Un romancier peut se permettre d’avoir une pensée politique, non de suivre une idéologie reconnue, le plein accord avec cette dernière, ciment dans les fissures du doute, étant la voie la plus sûre pour tuer son ouvrage. S’il ne peut se défendre d’entretenir, fût-ce inconsciemment, une idéologie – soit le faisceau de valeurs à partir desquelles il écrit –, mettre sa prose au service d’une pensée officielle, d’une idéologie agréée, serait une déviation contre-nature, pour ne pas dire un crime contre l’esprit ironique de la prose romanesque. Et cette remarque s’appliquant à la situation du romancier généraliste devient, chez le romancier de l’histoire, l’exigence d’une extrême vigilance puisque, peu importe la forme qu’il lui donne, le jugement politique exercé sur le passé constitue une dimension à laquelle son travail ne saurait échapper.
En 1974, Elsa Morante, dont l’œuvre rare avait déjà été couronnée par les deux principaux prix littéraires italiens, fit paraître La storia, un gros roman populaire sur la traversée italienne du XXe siècle, et particulièrement de la Seconde Guerre mondiale. Le livre, à commencer par cette étiquette même de populaire que lui reprochait la critique, provoqua, dès sa parution, une controverse dans son pays. On y jugeait, d’une part, déplacée, poseuse et extravagante la prétention de la romancière à exiger et obtenir que son livre fût disponible, dès ses premiers tirages, dans une édition de poche vendue à un coût accessible.

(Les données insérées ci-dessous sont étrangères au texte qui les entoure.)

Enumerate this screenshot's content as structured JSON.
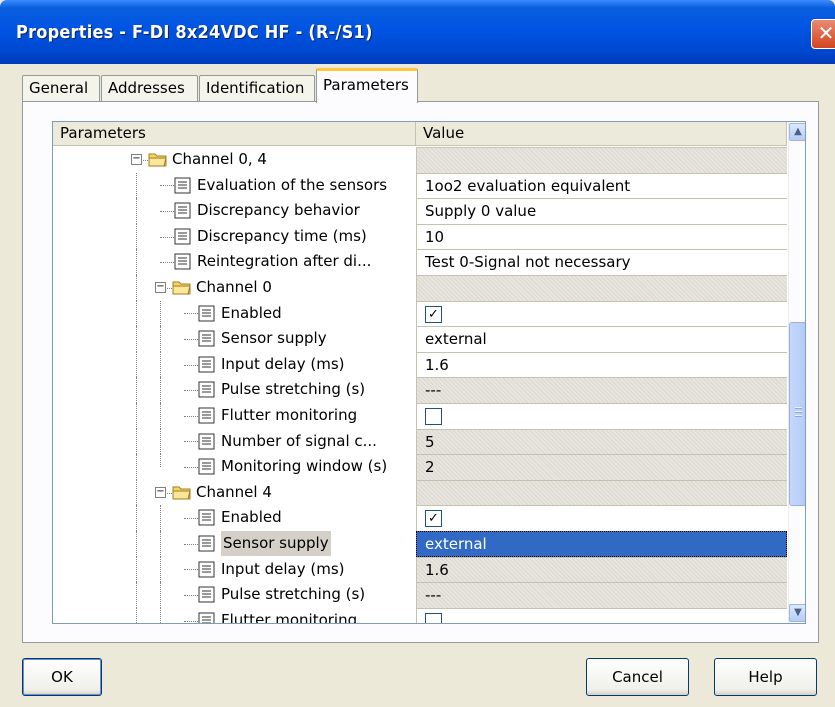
{
  "window": {
    "title": "Properties - F-DI 8x24VDC HF - (R-/S1)",
    "close_glyph": "✕"
  },
  "tabs": [
    {
      "label": "General",
      "active": false
    },
    {
      "label": "Addresses",
      "active": false
    },
    {
      "label": "Identification",
      "active": false
    },
    {
      "label": "Parameters",
      "active": true
    }
  ],
  "grid": {
    "columns": [
      "Parameters",
      "Value"
    ],
    "rows": [
      {
        "kind": "folder",
        "label": "Channel 0, 4",
        "value": "",
        "value_style": "hatch"
      },
      {
        "kind": "param",
        "label": "Evaluation of the sensors",
        "value": "1oo2 evaluation equivalent",
        "value_style": "white"
      },
      {
        "kind": "param",
        "label": "Discrepancy behavior",
        "value": "Supply 0 value",
        "value_style": "white"
      },
      {
        "kind": "param",
        "label": "Discrepancy time (ms)",
        "value": "10",
        "value_style": "white"
      },
      {
        "kind": "param",
        "label": "Reintegration after di...",
        "value": "Test 0-Signal not necessary",
        "value_style": "white"
      },
      {
        "kind": "folder",
        "label": "Channel 0",
        "value": "",
        "value_style": "hatch"
      },
      {
        "kind": "param",
        "label": "Enabled",
        "value": "✓",
        "value_style": "check-on"
      },
      {
        "kind": "param",
        "label": "Sensor supply",
        "value": "external",
        "value_style": "white"
      },
      {
        "kind": "param",
        "label": "Input delay (ms)",
        "value": "1.6",
        "value_style": "white"
      },
      {
        "kind": "param",
        "label": "Pulse stretching (s)",
        "value": "---",
        "value_style": "hatch"
      },
      {
        "kind": "param",
        "label": "Flutter monitoring",
        "value": "",
        "value_style": "check-off"
      },
      {
        "kind": "param",
        "label": "Number of signal c...",
        "value": "5",
        "value_style": "hatch"
      },
      {
        "kind": "param",
        "label": "Monitoring window (s)",
        "value": "2",
        "value_style": "hatch"
      },
      {
        "kind": "folder",
        "label": "Channel 4",
        "value": "",
        "value_style": "hatch"
      },
      {
        "kind": "param",
        "label": "Enabled",
        "value": "✓",
        "value_style": "check-on"
      },
      {
        "kind": "param",
        "label": "Sensor supply",
        "value": "external",
        "value_style": "selected",
        "label_selected": true
      },
      {
        "kind": "param",
        "label": "Input delay (ms)",
        "value": "1.6",
        "value_style": "hatch"
      },
      {
        "kind": "param",
        "label": "Pulse stretching (s)",
        "value": "---",
        "value_style": "hatch"
      },
      {
        "kind": "param",
        "label": "Flutter monitoring",
        "value": "",
        "value_style": "check-off"
      }
    ],
    "scroll_up_glyph": "▲",
    "scroll_down_glyph": "▼"
  },
  "buttons": {
    "ok": "OK",
    "cancel": "Cancel",
    "help": "Help"
  },
  "icons": {
    "folder": "folder-icon",
    "param": "parameter-icon"
  },
  "colors": {
    "titlebar": "#0054E3",
    "selection": "#316AC5",
    "dialog_bg": "#ECE9D8"
  }
}
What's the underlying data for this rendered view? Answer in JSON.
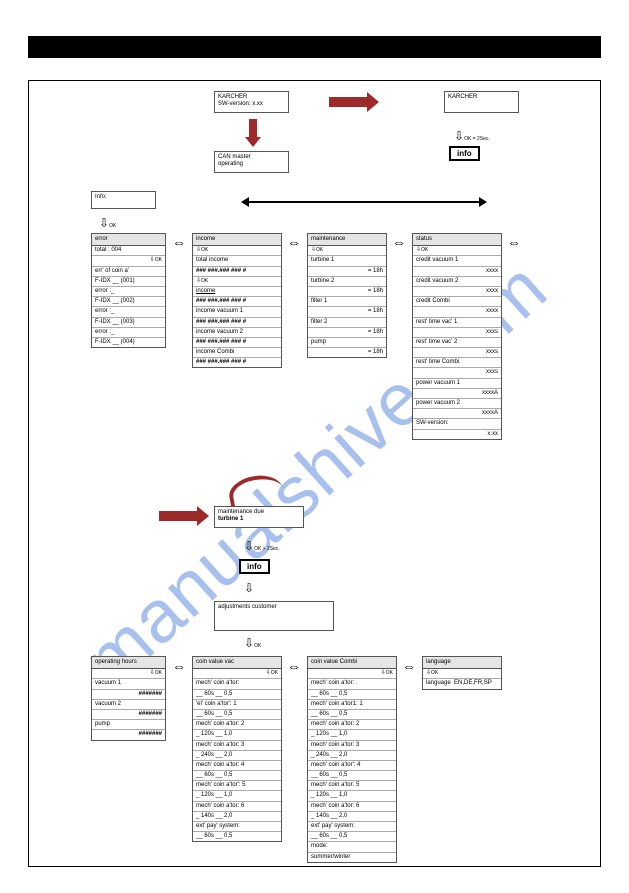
{
  "watermark": "manualshive.com",
  "top": {
    "karcher1_l1": "KARCHER",
    "karcher1_l2": "SW-version: x.xx",
    "karcher2_l1": "KARCHER",
    "canmaster_l1": "CAN master",
    "canmaster_l2": "operating",
    "ok2sec_top": "OK = 2Sec.",
    "info_btn": "info",
    "info_label": "Info:"
  },
  "row1": {
    "error": {
      "title": "error",
      "total": "total : 004",
      "ok": "OK",
      "e1a": "err' of coin a'",
      "e1b": "F-IDX __ (001)",
      "e2a": "error :_",
      "e2b": "F-IDX __ (002)",
      "e3a": "error :_",
      "e3b": "F-IDX __ (003)",
      "e4a": "error :_",
      "e4b": "F-IDX __ (004)"
    },
    "income": {
      "title": "income",
      "ok": "OK",
      "total_income": "total income",
      "total_val": "### ###.### ### #",
      "income_lbl": "income",
      "income_val": "### ###.### ### #",
      "v1": "income vacuum 1",
      "v1_val": "### ###.### ### #",
      "v2": "income vacuum 2",
      "v2_val": "### ###.### ### #",
      "combi": "income Combi",
      "combi_val": "### ###.### ### #"
    },
    "maint": {
      "title": "maintenance",
      "ok": "OK",
      "t1": "turbine 1",
      "t1v": "= 18h",
      "t2": "turbine 2",
      "t2v": "= 18h",
      "f1": "filter 1",
      "f1v": "= 18h",
      "f2": "filter 2",
      "f2v": "= 18h",
      "pump": "pump",
      "pumpv": "= 18h"
    },
    "status": {
      "title": "status",
      "ok": "OK",
      "c1": "credit vacuum 1",
      "c1v": "xxxx",
      "c2": "credit vacuum 2",
      "c2v": "xxxx",
      "cc": "credit Combi",
      "ccv": "xxxx",
      "rt1": "rest' time vac' 1",
      "rt1v": "xxxs",
      "rt2": "rest' time vac' 2",
      "rt2v": "xxxs",
      "rtc": "rest' time Combi",
      "rtcv": "xxxs",
      "pv1": "power vacuum 1",
      "pv1v": "xxxxA",
      "pv2": "power vacuum 2",
      "pv2v": "xxxxA",
      "sw": "SW-version:",
      "swv": "x.xx"
    }
  },
  "mid": {
    "maint_due_l1": "maintenance due",
    "maint_due_l2": "turbine 1",
    "ok2sec": "OK > 2Sec.",
    "info_btn": "info",
    "adj_cust": "adjustments customer",
    "ok": "OK"
  },
  "row2": {
    "ophours": {
      "title": "operating hours",
      "ok": "OK",
      "v1": "vacuum 1",
      "v1v": "#######",
      "v2": "vacuum 2",
      "v2v": "#######",
      "p": "pump",
      "pv": "#######"
    },
    "coinvac": {
      "title": "coin value vac",
      "ok": "OK",
      "m1": "mech' coin a'tor:",
      "m1v": "__ 60s __ 0,5",
      "e1": "'el' coin a'tor': 1",
      "e1v": "__ 60s __ 0,5",
      "m2": "mech' coin a'tor: 2",
      "m2v": "_ 120s __ 1,0",
      "m3": "mech' coin a'tor: 3",
      "m3v": "_ 240s __ 2,0",
      "m4": "mech' coin a'tor: 4",
      "m4v": "__ 60s __ 0,5",
      "m5": "mech' coin a'tor': 5",
      "m5v": "_ 120s __ 1,0",
      "m6": "mech' coin a'tor: 6",
      "m6v": "_ 140s __ 2,0",
      "ext": "ext' pay' system:",
      "extv": "__ 60s __ 0,5"
    },
    "coincombi": {
      "title": "coin value Combi",
      "ok": "OK",
      "m1": "mech' coin a'tor:",
      "m1v": "__ 60s __ 0,5",
      "e1": "mech' coin a'tor1: 1",
      "e1v": "__ 60s __ 0,5",
      "m2": "mech' coin a'tor: 2",
      "m2v": "_ 120s __ 1,0",
      "m3": "mech' coin a'tor: 3",
      "m3v": "_ 240s __ 2,0",
      "m4": "mech' coin a'tor': 4",
      "m4v": "__ 60s __ 0,5",
      "m5": "mech' coin a'tor: 5",
      "m5v": "_ 120s __ 1,0",
      "m6": "mech' coin a'tor: 6",
      "m6v": "_ 140s __ 2,0",
      "ext": "ext' pay' system:",
      "extv": "__ 60s __ 0,5",
      "mode": "mode:",
      "modev": "summer/winter"
    },
    "lang": {
      "title": "language",
      "ok": "OK",
      "lang": "language",
      "langv": "EN,DE,FR,SP"
    }
  }
}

Mais la critique de gauche contestait aussi bien le caractère populaire du contenu de l’œuvre, faisant remarquer qu’aucun des personnages auxquels Morante avait prêté vie n’était un authentique prolétaire. C’est principalement le défaut idéologique de l’histoire selon Morante qui fit l’objet des critiques les plus féroces.
1974. Les années de plomb. À mi-chemin de la fondation des Brigades rouges (1970) et du redouté «compromis historique» par lequel le président de la Démocratie chrétienne et premier ministre de l’Italie, Aldo Moro, va presque réussir, deux mois avant sa mort, à faire entrer les communistes au gouvernement (1978). En attendant, la gauche prolétarienne et anti-impérialiste a le vent dans les voiles.

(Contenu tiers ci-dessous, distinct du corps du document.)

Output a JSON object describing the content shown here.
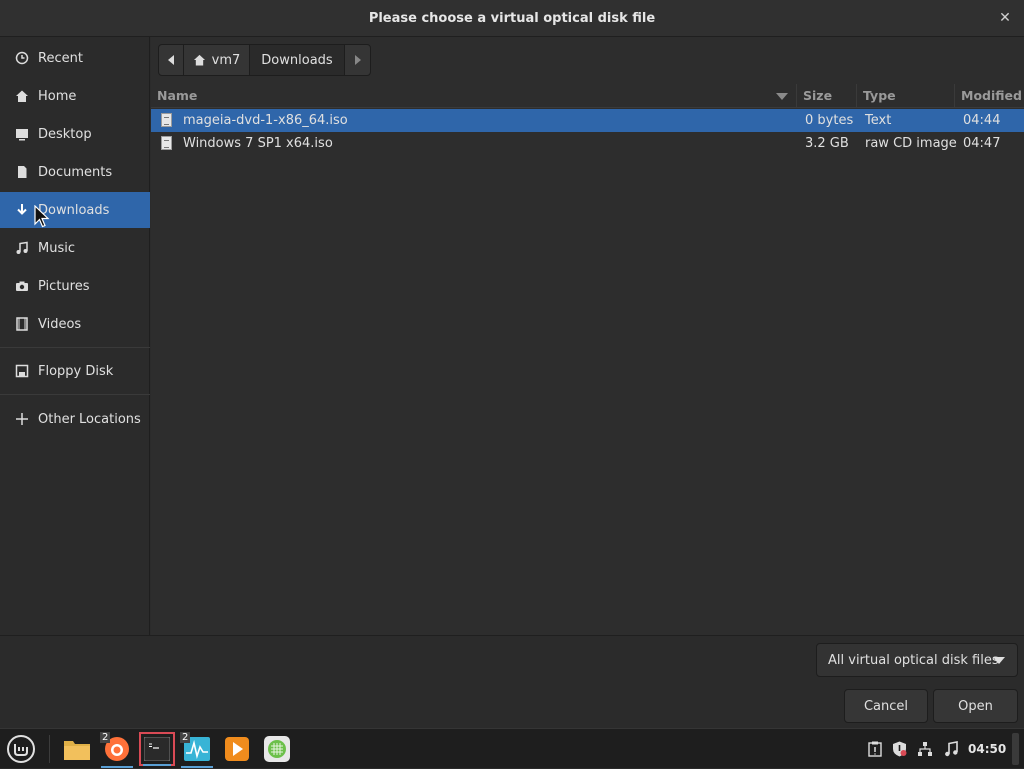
{
  "dialog": {
    "title": "Please choose a virtual optical disk file",
    "close_glyph": "✕"
  },
  "sidebar": {
    "items": [
      {
        "label": "Recent",
        "icon": "clock-icon"
      },
      {
        "label": "Home",
        "icon": "home-icon"
      },
      {
        "label": "Desktop",
        "icon": "desktop-icon"
      },
      {
        "label": "Documents",
        "icon": "document-icon"
      },
      {
        "label": "Downloads",
        "icon": "download-icon",
        "active": true
      },
      {
        "label": "Music",
        "icon": "music-icon"
      },
      {
        "label": "Pictures",
        "icon": "camera-icon"
      },
      {
        "label": "Videos",
        "icon": "film-icon"
      },
      {
        "label": "Floppy Disk",
        "icon": "floppy-icon"
      },
      {
        "label": "Other Locations",
        "icon": "plus-icon"
      }
    ]
  },
  "pathbar": {
    "home_label": "vm7",
    "current_label": "Downloads"
  },
  "columns": {
    "name": "Name",
    "size": "Size",
    "type": "Type",
    "modified": "Modified"
  },
  "files": [
    {
      "name": "mageia-dvd-1-x86_64.iso",
      "size": "0 bytes",
      "type": "Text",
      "modified": "04:44",
      "selected": true
    },
    {
      "name": "Windows 7 SP1 x64.iso",
      "size": "3.2 GB",
      "type": "raw CD image",
      "modified": "04:47",
      "selected": false
    }
  ],
  "filter": {
    "label": "All virtual optical disk files"
  },
  "buttons": {
    "cancel": "Cancel",
    "open": "Open"
  },
  "taskbar": {
    "clock": "04:50",
    "badges": {
      "firefox": "2",
      "monitor": "2"
    }
  },
  "colors": {
    "selection": "#2f66aa",
    "accent": "#5a9fd4"
  }
}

Quand j’ai lu La storia, je me souviens d’avoir ressenti, par moments, un certain agacement devant l’approche choisie par la romancière, qui donnait l’impression de vouloir situer sur un même plan, dans l’échelle de l’importance historique, les balbutiements langagiers inauguraux du petit Useppe, né du viol d’une Romaine par un soldat allemand ivre, et les funèbres prestiges de la participation des légions italiennes à l’invasion de l’URSS. À l’époque de ma lecture, n’ayant pas encore moi-même procréé, je me montrais peu sensible à cette magie des calembours et calembredaines enfantins. Celle d’un enfant dont la langue, mère de toutes les créations verbales, s’édifie à coups d’erreurs émouvantes et d’involontaires et comiques envolées poétiques. Le parti-pris de Morante, qui était d’incarner le point de vue, sur l’histoire dite universelle, des êtres les plus faibles, des immémoriales victimes innocentes des guerres de toujours, m’avait échappé, au point que je jugeais disproportionnées non seulement la place occupée par Useppe dans la trame narrative, mais aussi celle du chien-chien de la famille. Je marchais encore à plein dans l’hommerie de l’histoire.

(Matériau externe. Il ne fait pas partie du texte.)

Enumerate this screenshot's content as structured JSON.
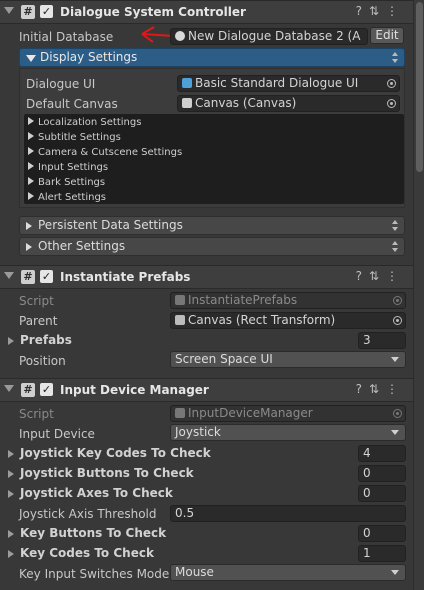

Dans La storia se profile une sensibilité érigée en un large spectre idéologique qui, de féminine à féministe, déferle au même moment sur tout un pan de la littérature occidentale. Morante choisit d’investir cette sensibilité dans la structure convenue du gros roman à succès, plutôt que dans les aventures formelles plus ou moins lisibles d’une avant-garde dûment identifiée.
Considéré du strict point de vue de l’idéologie, le roman d’Elsa Morante était plus proche du monde que des idées. Il heurtait de front l’idéologie dominante d’une grande partie de la littérature et de la critique italiennes de ces années de plomb, plus proche de l’extrême gauche, ou d’un mythique eurocommunisme en forme de troisième voie, que d’une droite adossée à son repoussoir fasciste.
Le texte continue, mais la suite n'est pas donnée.